Bentley Motors staff have voted for industrial action over the planned closure of the defined benefit (DB) Rolls Royce and Bentley Pension Fund (RRBPF) to future accrual.
On a 92% turnout, 98% of car production workers, senior staff, and managers at the company's Crewe headquarters approved plans for strike action in a consultative ballot held by Unite.
The union said, under the plans announced earlier this year, members could lose "tens of thousands of pounds a year in retirement income" and decried the company as "pensions snatchers".
The union will now hold a full industrial action ballot, as statutorily required, warning around 1,200 workers could be affected.
Unite regional officer Phil Morgan said the results of the ballot showed the anger of workers.
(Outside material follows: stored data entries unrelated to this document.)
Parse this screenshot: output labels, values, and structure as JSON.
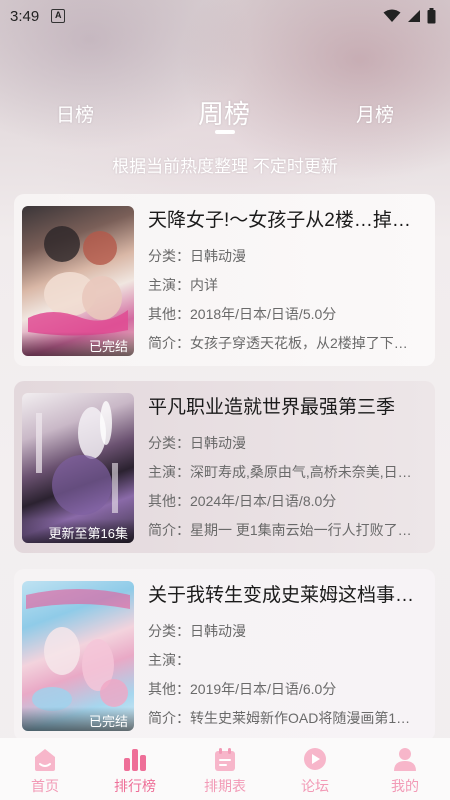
{
  "status_bar": {
    "time": "3:49",
    "notification_badge": "A"
  },
  "tabs": {
    "items": [
      {
        "label": "日榜",
        "active": false
      },
      {
        "label": "周榜",
        "active": true
      },
      {
        "label": "月榜",
        "active": false
      }
    ]
  },
  "subtitle": "根据当前热度整理 不定时更新",
  "list": [
    {
      "title": "天降女子!～女孩子从2楼…掉…",
      "category": "分类：日韩动漫",
      "cast": "主演：内详",
      "other": "其他：2018年/日本/日语/5.0分",
      "synopsis": "简介：女孩子穿透天花板，从2楼掉了下…",
      "badge": "已完结"
    },
    {
      "title": "平凡职业造就世界最强第三季",
      "category": "分类：日韩动漫",
      "cast": "主演：深町寿成,桑原由气,高桥未奈美,日…",
      "other": "其他：2024年/日本/日语/8.0分",
      "synopsis": "简介：星期一 更1集南云始一行人打败了…",
      "badge": "更新至第16集"
    },
    {
      "title": "关于我转生变成史莱姆这档事…",
      "category": "分类：日韩动漫",
      "cast": "主演：",
      "other": "其他：2019年/日本/日语/6.0分",
      "synopsis": "简介：转生史莱姆新作OAD将随漫画第1…",
      "badge": "已完结"
    }
  ],
  "bottom_nav": [
    {
      "label": "首页",
      "icon": "home-icon"
    },
    {
      "label": "排行榜",
      "icon": "rank-icon",
      "active": true
    },
    {
      "label": "排期表",
      "icon": "schedule-icon"
    },
    {
      "label": "论坛",
      "icon": "forum-icon"
    },
    {
      "label": "我的",
      "icon": "profile-icon"
    }
  ],
  "colors": {
    "accent": "#ee6f98",
    "nav_inactive": "#f29ab6"
  }
}
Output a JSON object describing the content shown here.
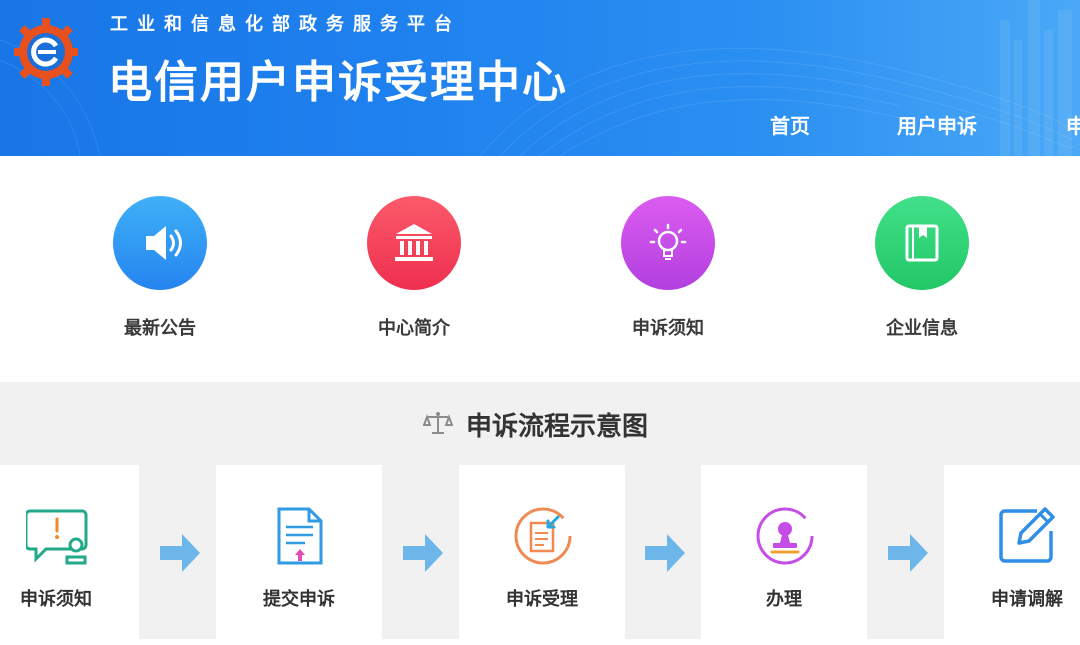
{
  "header": {
    "subtitle": "工业和信息化部政务服务平台",
    "title": "电信用户申诉受理中心",
    "nav": [
      "首页",
      "用户申诉",
      "申"
    ]
  },
  "quick_links": [
    {
      "label": "最新公告",
      "icon": "speaker-icon",
      "color": "#2f93f3"
    },
    {
      "label": "中心简介",
      "icon": "building-icon",
      "color": "#f3415a"
    },
    {
      "label": "申诉须知",
      "icon": "lightbulb-icon",
      "color": "#c64ce8"
    },
    {
      "label": "企业信息",
      "icon": "book-icon",
      "color": "#2fd476"
    }
  ],
  "process": {
    "title": "申诉流程示意图",
    "steps": [
      {
        "label": "申诉须知",
        "icon": "notice-chat-icon"
      },
      {
        "label": "提交申诉",
        "icon": "submit-document-icon"
      },
      {
        "label": "申诉受理",
        "icon": "accept-document-icon"
      },
      {
        "label": "办理",
        "icon": "stamp-icon"
      },
      {
        "label": "申请调解",
        "icon": "edit-icon"
      }
    ]
  },
  "colors": {
    "header_blue": "#1e80ee",
    "arrow_blue": "#6db6ea",
    "process_bg": "#f1f1f1"
  }
}
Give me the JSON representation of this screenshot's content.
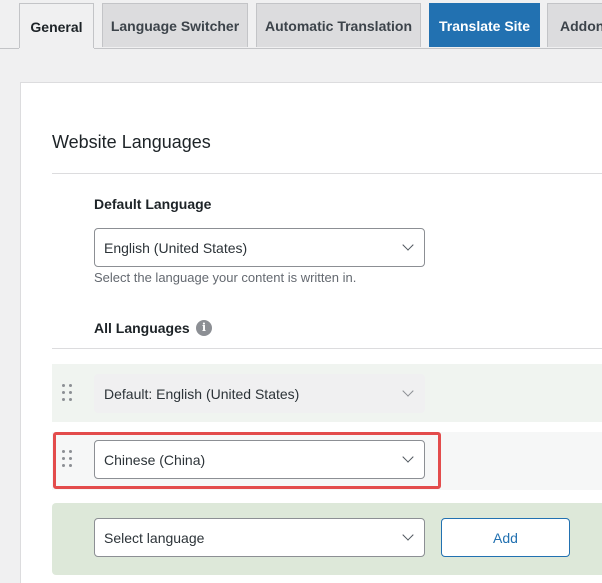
{
  "tabs": [
    {
      "label": "General",
      "state": "active"
    },
    {
      "label": "Language Switcher",
      "state": "normal"
    },
    {
      "label": "Automatic Translation",
      "state": "normal"
    },
    {
      "label": "Translate Site",
      "state": "primary"
    },
    {
      "label": "Addon",
      "state": "normal"
    }
  ],
  "section": {
    "title": "Website Languages"
  },
  "default_language": {
    "label": "Default Language",
    "value": "English (United States)",
    "help": "Select the language your content is written in."
  },
  "all_languages": {
    "label": "All Languages",
    "info_icon": "i",
    "rows": [
      {
        "value": "Default: English (United States)",
        "disabled": true
      },
      {
        "value": "Chinese (China)",
        "disabled": false
      }
    ],
    "new_language": {
      "placeholder": "Select language",
      "add_label": "Add"
    }
  },
  "colors": {
    "primary": "#2271b1",
    "highlight": "#e34c4c",
    "add_row_bg": "#dde8d9"
  }
}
"This massive vote in favour of action demonstrates the anger and strength of feeling among workers over Bentley's pension proposals, which could result in workers losing thousands of pounds in retirement income," he said.
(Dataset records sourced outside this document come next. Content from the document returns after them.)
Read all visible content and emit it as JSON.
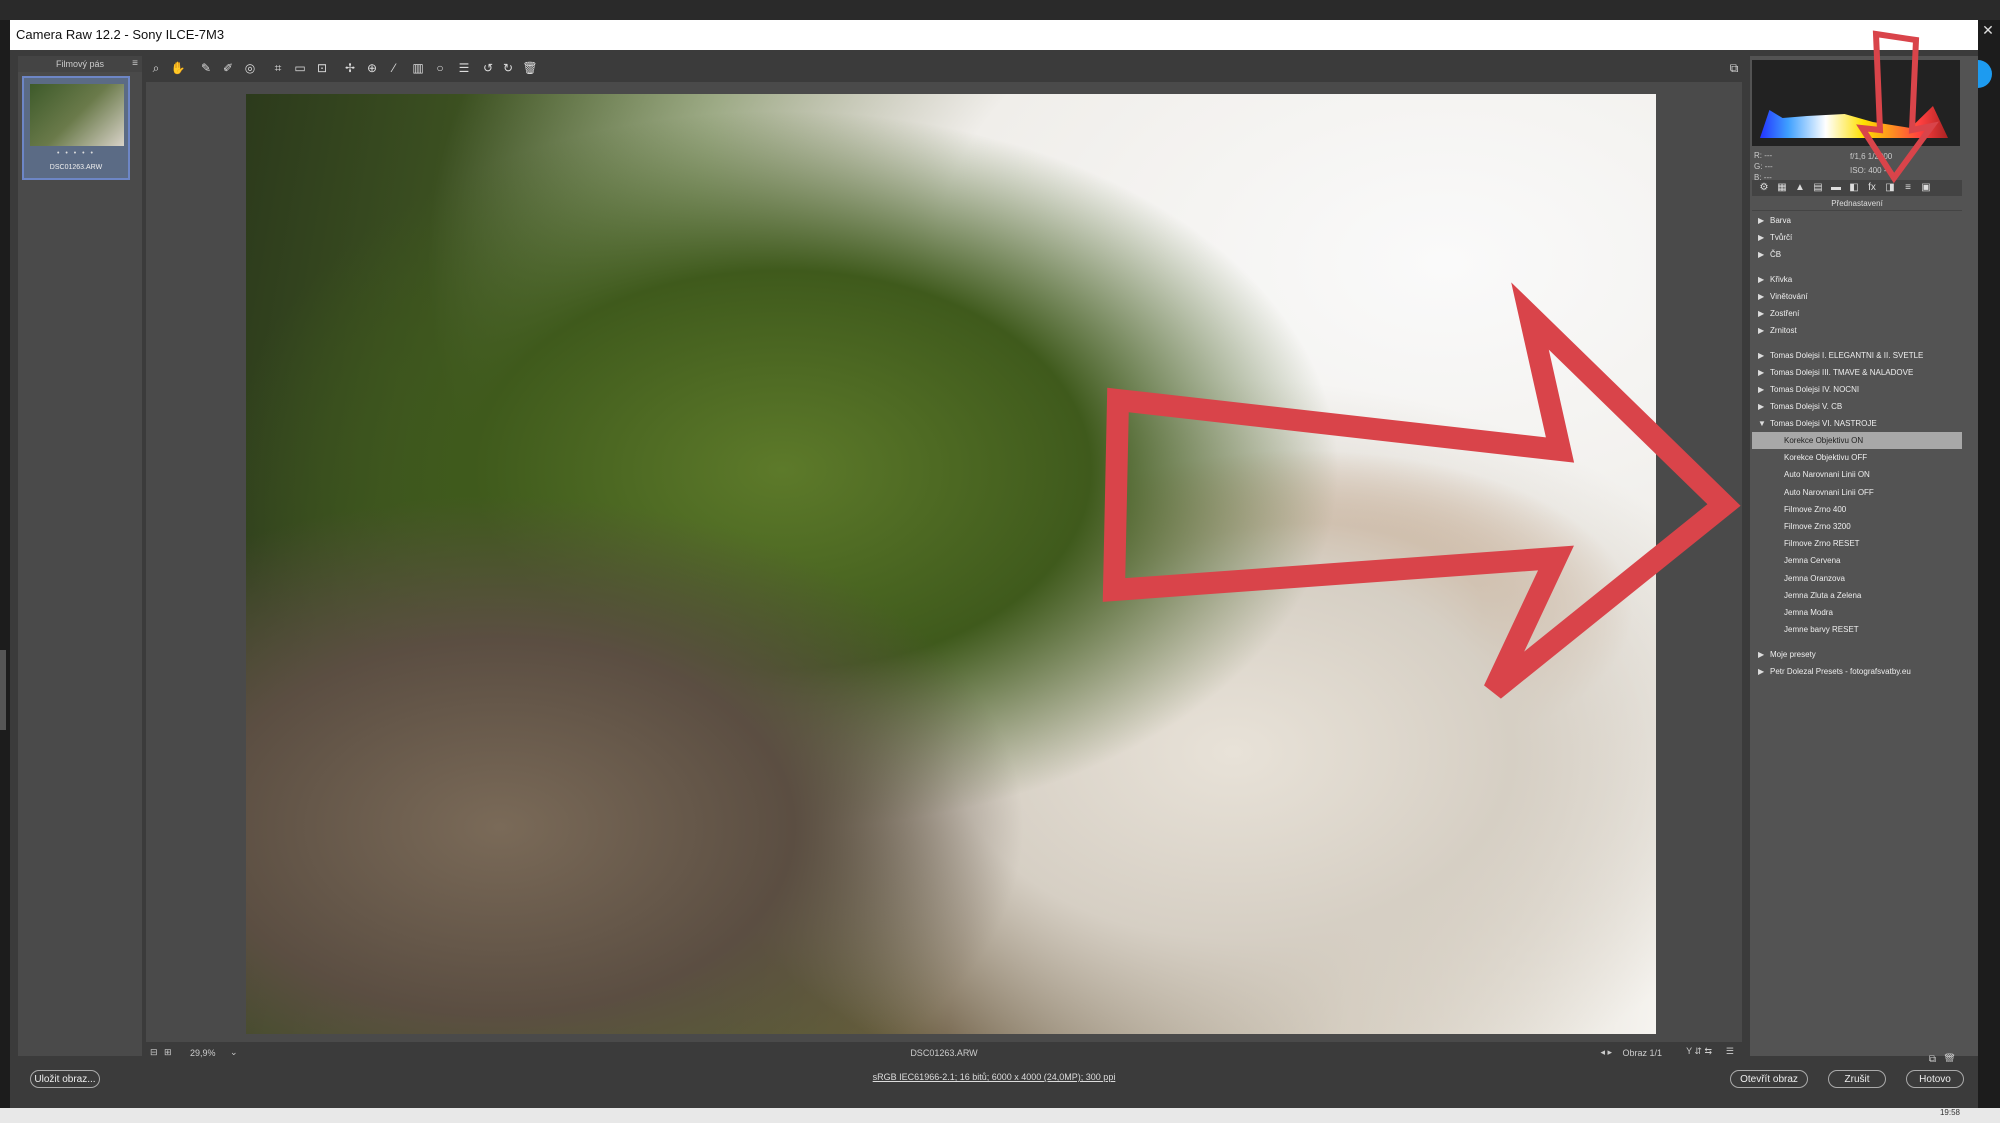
{
  "window": {
    "title": "Camera Raw 12.2  -  Sony ILCE-7M3",
    "close": "✕"
  },
  "filmstrip": {
    "title": "Filmový pás",
    "menu": "≡",
    "thumb": {
      "stars": "• • • • •",
      "name": "DSC01263.ARW"
    }
  },
  "toolbar": {
    "icons": [
      "zoom-icon",
      "hand-icon",
      "white-balance-icon",
      "color-sampler-icon",
      "target-adjust-icon",
      "crop-icon",
      "straighten-icon",
      "transform-icon",
      "spot-removal-icon",
      "red-eye-icon",
      "adjustment-brush-icon",
      "graduated-filter-icon",
      "radial-filter-icon",
      "presets-list-icon",
      "rotate-ccw-icon",
      "rotate-cw-icon",
      "delete-icon"
    ],
    "fullscreen": "⧉"
  },
  "bottombar": {
    "zoom": "29,9%",
    "filename": "DSC01263.ARW",
    "page": "Obraz 1/1"
  },
  "histogram": {
    "rgb": [
      "R:  ---",
      "G:  ---",
      "B:  ---"
    ],
    "exif": [
      "f/1,6   1/2000",
      "ISO: 400   ---"
    ]
  },
  "tabs": [
    "⚙",
    "▦",
    "▲",
    "▤",
    "▬",
    "◧",
    "fx",
    "◨",
    "≡",
    "▣"
  ],
  "presets": {
    "header": "Přednastavení",
    "groups1": [
      "Barva",
      "Tvůrčí",
      "ČB"
    ],
    "groups2": [
      "Křivka",
      "Vinětování",
      "Zostření",
      "Zrnitost"
    ],
    "groups3": [
      "Tomas Dolejsi   I. ELEGANTNI & II. SVETLE",
      "Tomas Dolejsi   III. TMAVE & NALADOVE",
      "Tomas Dolejsi   IV. NOCNI",
      "Tomas Dolejsi   V. CB"
    ],
    "open_group": "Tomas Dolejsi   VI. NASTROJE",
    "open_items": [
      "Korekce Objektivu ON",
      "Korekce Objektivu OFF",
      "Auto Narovnani Linii ON",
      "Auto Narovnani Linii OFF",
      "Filmove Zrno 400",
      "Filmove Zrno 3200",
      "Filmove Zrno RESET",
      "Jemna Cervena",
      "Jemna Oranzova",
      "Jemna Zluta a Zelena",
      "Jemna Modra",
      "Jemne barvy RESET"
    ],
    "selected_index": 0,
    "groups4": [
      "Moje presety",
      "Petr Dolezal Presets - fotografsvatby.eu"
    ]
  },
  "footer": {
    "save": "Uložit obraz...",
    "info": "sRGB IEC61966-2.1; 16 bitů; 6000 x 4000 (24,0MP); 300 ppi",
    "open": "Otevřít obraz",
    "cancel": "Zrušit",
    "done": "Hotovo"
  },
  "taskbar": {
    "clock": "19:58"
  },
  "annotation_color": "#d9444a"
}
"Unite will now be making arrangements to move to a full statutory industrial action ballot which, given the strength of feeling, could result in industrial action in the coming months."
Morgan said the union had presented counterproposals to the company but details were not disclosed.
The scheme, which closed to new members in 2012, has a deficit of over £500m - although the basis and date on which this was calculated was not revealed - with 28% of its staff currently active members. The company previously said the cost of funding the scheme has increased by 50% over the past five years.
In a statement, the company said: "Our people are Bentley's greatest asset and starting the full and open RRBPF consultation process has not been an easy step to take.
"We are looking at this now because of the significant growth in the deficit to over £500m in the last two years. We are fully committed to funding this deficit, which poses a significant financial challenge to our business."
It added it was looking to manage risk and ensure the company's sustainability while seeking an affordable and balanced alternative.
"We are of course disappointed by the results of Unite's consultative ballot, which is not a ballot for industrial action at this stage. We will continue to work together with the unions to achieve the best possible outcome for the company and all of our colleagues."